COVID-masked woman picking up a coffee from shop counter.
iStock / Alessandro Biascioli

This week’s planned walkout by fast-food workers, demanding a higher minimum wage, highlights the need to push livable wages to the forefront. A higher minimum wage is essential. Overdue. And right.

Boosting low-end wages also can be a means of achieving something more substantial—something that merits even more attention. In a pandemic-weary nation, helping low-income workers earn fair wages is a step toward improving their well-being and quality of life.

Workers want and need more money, but they also profoundly crave meaning, purpose, dignity, and social mobility, among the non-monetary benefits of doing work that is human. More money is a necessary but not sufficient condition for bringing meaning to everyday work.

In the weeks ahead, we will hear more debate of President Biden’s call to boost the minimum wage to $15 an hour from a meager $7.25, where it has been for more than a decade. This change would lift 1.3 million Americans out of poverty, according to the Congressional Budget Office. Some economists assert that raising minimum wages will increase unemployment, but considerable evidence exists that more people can find employment even as the federal minimum wage goes up.

When the economy leaves people behind, they often have shorter lives and do poorly on other social indicators. Work offers personal satisfaction and a range of other rewards. Our labor can give us a sense of purpose. Gallup found most workers, even those who earn minimum wage, say they want financial stability and meaning from work. Both are essential.

For the economy to absorb a higher minimum wage and recover, making satisfying work more widely available, everyone from policy leaders to ordinary workers must recognize that the pandemic has caused fundamental shifts. Federal Reserve Chairman Jerome Powell recently noted, “We’re recovering but to a different economy. It is one that will be more leveraged to technology, and I worry that it will make it even more difficult than it was for many workers.”

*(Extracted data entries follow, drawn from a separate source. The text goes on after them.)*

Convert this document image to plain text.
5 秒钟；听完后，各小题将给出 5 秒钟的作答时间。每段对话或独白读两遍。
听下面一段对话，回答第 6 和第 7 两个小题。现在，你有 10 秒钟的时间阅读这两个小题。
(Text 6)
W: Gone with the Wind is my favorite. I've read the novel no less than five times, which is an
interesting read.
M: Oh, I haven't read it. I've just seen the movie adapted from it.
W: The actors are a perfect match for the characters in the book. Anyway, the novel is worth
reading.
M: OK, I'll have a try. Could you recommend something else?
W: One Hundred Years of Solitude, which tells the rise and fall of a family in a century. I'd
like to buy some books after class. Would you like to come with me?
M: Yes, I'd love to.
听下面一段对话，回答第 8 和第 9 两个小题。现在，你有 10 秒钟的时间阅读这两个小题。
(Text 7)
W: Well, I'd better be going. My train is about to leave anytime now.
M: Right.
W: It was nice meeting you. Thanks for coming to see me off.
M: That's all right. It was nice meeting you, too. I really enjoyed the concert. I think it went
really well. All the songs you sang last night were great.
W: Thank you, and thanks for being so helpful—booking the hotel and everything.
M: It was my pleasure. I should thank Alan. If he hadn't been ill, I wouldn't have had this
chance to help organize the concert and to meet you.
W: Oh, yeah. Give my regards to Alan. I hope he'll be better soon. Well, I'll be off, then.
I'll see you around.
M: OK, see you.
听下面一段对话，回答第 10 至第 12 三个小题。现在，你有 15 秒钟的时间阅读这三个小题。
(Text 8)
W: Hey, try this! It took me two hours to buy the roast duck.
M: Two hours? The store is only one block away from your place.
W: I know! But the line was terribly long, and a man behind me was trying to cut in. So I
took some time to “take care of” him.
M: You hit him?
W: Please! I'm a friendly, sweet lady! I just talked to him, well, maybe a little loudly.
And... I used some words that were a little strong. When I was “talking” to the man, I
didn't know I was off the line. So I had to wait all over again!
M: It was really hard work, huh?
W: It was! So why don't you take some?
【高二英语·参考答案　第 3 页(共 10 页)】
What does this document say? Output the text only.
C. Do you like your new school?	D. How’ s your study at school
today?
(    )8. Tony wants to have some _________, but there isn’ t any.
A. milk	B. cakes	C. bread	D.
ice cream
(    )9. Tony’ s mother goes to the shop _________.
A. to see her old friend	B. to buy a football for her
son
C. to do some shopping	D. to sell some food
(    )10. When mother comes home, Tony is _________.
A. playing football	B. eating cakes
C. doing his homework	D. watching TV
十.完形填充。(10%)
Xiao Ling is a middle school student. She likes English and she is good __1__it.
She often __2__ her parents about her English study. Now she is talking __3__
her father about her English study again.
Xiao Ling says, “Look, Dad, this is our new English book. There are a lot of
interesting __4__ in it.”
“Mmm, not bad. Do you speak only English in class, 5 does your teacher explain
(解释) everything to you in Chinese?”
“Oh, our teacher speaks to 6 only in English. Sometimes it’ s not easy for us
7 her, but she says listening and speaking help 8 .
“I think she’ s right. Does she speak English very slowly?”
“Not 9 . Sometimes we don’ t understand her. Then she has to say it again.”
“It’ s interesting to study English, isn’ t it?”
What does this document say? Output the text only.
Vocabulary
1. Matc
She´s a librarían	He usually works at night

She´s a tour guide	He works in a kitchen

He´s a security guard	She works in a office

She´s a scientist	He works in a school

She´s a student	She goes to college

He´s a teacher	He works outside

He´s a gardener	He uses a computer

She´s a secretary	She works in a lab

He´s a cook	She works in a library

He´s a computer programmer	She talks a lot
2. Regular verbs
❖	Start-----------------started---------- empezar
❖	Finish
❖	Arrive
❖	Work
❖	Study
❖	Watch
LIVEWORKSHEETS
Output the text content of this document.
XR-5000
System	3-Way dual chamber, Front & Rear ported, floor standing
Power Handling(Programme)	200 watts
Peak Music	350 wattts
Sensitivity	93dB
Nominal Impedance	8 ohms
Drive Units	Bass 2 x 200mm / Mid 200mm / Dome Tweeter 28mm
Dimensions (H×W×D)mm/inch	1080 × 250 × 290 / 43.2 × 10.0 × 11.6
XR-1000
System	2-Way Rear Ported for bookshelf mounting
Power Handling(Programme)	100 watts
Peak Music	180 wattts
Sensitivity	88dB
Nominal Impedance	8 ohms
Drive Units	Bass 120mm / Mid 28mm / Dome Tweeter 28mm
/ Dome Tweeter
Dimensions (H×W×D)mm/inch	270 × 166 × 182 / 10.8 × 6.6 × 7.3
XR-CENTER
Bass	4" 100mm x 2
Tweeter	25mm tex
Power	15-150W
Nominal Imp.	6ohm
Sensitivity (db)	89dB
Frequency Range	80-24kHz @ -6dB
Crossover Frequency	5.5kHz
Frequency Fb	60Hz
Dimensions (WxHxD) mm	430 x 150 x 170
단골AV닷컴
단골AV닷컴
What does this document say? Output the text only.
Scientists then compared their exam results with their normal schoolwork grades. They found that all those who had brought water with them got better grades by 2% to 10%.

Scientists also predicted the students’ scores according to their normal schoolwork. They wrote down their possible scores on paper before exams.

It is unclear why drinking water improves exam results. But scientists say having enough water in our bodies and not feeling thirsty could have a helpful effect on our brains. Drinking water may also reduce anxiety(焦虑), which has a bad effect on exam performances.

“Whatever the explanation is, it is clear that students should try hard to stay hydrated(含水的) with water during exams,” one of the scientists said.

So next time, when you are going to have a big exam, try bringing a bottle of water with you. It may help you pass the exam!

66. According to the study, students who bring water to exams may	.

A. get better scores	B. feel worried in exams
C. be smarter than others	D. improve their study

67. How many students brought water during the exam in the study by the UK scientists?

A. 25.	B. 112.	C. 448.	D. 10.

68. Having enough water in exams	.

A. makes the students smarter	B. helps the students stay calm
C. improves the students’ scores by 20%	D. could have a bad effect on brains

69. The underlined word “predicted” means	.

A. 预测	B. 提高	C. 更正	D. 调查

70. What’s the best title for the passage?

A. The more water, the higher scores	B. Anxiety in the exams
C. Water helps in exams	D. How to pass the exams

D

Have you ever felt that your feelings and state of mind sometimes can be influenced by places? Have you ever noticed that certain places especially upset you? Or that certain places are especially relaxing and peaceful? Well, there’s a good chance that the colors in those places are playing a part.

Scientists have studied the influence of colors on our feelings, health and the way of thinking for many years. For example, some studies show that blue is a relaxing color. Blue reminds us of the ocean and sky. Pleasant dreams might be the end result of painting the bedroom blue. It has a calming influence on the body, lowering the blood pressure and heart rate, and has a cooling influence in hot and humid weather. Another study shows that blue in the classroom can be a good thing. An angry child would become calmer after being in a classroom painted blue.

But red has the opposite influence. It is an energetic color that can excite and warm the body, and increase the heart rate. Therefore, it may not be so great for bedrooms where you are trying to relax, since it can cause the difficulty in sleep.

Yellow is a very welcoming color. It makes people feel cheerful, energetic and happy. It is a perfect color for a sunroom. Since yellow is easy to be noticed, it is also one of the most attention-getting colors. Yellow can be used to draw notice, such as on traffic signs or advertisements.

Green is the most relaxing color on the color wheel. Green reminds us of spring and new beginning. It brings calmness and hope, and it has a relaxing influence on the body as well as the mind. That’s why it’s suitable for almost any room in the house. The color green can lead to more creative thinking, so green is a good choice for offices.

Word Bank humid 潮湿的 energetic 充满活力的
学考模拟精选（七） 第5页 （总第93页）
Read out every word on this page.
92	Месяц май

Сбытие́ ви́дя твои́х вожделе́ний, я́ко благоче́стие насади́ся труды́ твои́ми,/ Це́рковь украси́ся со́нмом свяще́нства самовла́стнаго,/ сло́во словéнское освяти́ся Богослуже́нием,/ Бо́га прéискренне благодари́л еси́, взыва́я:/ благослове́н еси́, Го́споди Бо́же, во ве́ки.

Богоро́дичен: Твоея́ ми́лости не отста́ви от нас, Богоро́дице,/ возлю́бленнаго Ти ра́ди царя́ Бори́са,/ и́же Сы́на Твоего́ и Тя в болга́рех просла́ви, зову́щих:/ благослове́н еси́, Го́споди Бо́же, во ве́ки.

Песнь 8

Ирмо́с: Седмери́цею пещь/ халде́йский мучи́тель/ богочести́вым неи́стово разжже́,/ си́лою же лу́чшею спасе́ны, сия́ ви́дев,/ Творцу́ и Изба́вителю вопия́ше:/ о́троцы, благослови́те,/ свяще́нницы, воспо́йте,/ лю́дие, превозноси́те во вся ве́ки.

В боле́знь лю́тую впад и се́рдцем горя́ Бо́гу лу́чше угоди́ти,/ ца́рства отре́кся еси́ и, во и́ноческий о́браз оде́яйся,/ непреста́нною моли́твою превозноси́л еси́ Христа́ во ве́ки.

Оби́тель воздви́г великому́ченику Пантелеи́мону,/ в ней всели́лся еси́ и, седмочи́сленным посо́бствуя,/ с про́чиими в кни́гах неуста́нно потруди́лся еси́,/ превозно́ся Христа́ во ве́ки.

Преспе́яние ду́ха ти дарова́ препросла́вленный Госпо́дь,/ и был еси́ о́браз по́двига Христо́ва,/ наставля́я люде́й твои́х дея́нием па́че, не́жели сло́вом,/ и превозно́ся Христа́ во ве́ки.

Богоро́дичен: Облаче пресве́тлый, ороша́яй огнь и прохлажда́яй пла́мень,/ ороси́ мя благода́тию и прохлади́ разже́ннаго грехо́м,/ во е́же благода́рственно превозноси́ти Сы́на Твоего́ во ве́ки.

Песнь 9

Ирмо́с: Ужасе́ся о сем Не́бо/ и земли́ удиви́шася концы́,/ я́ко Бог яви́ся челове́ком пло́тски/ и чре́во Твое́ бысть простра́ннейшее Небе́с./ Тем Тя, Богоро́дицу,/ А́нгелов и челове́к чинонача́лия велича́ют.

The spread of COVID-19 accelerated the adoption of technology, often enhanced through the use of artificial intelligence. The work of the future will be human. This work will involve serving others—that is, working alongside smart machines to solve people’s problems. Workers will have to apply critical thinking and ethical reasoning, collaborate, work in and across teams, and understand the customer experience.

Human work offers the satisfaction of having substance and consequence, but it is available only to people with the necessary knowledge, skills, and abilities. As we redesign systems to develop those essential traits, we will need to focus tightly on racial equity to ensure everyone benefits from an economic recovery.

The pandemic has intensified racial inequality in education, employment, and income. It is clear the pandemic has devastated workers at the lower end of the economy, including many women; people who are Black, Hispanic and Latino, and Native American; rural communities; and immigrants. They will struggle to regain their places in the economy as the pace of automation accelerates in lower-skill jobs. But we will not achieve just, fair outcomes in learning, and work unless we directly address racial inequities.

Assuring that millions of adults have what it takes to do human work is the nation’s challenge. Work is evolving, and people cannot take a break from learning and developing skills.

Community colleges will be critical to continual skills development. They offer flexible opportunities for learning that will help workers meet changing workplace demands. More community colleges should adopt “credential-as-you-go” models to ensure students earn certificates and industry-recognized certifications as quickly as possible on their way to associate and bachelor’s degrees. Recognizing intermediate steps with value to employers gives students tangible rewards as they find longer-term meaning in work.

States can play a vital role in how the nation gets people back to work. That starts with eliminating false distinctions between education and training. For starters, states should require that education and training programs—including on-the-job training by employers, apprenticeships, and workforce programs—lead to credentials recognized by employers and today’s separate education and training systems. States also should ease the burdens working students face by making available supports such as childcare services, meals, transportation, and housing. Students who are working need this help to stay enrolled and earn degrees and short-term credentials. 

We also should increase federal funding and focus on this approach by merging functions within the U.S. Department of Education and training programs within the U.S. Department of Labor. While we are at it, we should combine workforce programs within the Departments of Defense, Veterans Affairs, Commerce, and other agencies in a new Department of Talent. Outdated policies and institutional inertia that keep education and training separate prevent people from developing the knowledge and skills they need to move beyond minimum-wage jobs and live even more-satisfying lives.

Workers can help themselves, too. Everyone from displaced workers in industries hit hard by the pandemic to immigrants to adults leaving jails and prisons must be empowered to build their skillsets to work alongside automation, AI, and robotics in the new talent economy. People should work independently and with their employers to draft personal roadmaps that pull together their plans for future learning, earning, and serving. Like a financial plan, these roadmaps should lay out near- and longer-term goals and the steps to achieve them.

Meaningful work is essential to people and our society. A new, livable minimum wage is a start on the path toward dignity that workers both demand and deserve. The country’s support for working adults has fallen behind. Everyone should be empowered to learn and grow, and making that possible by paying them more is only the start.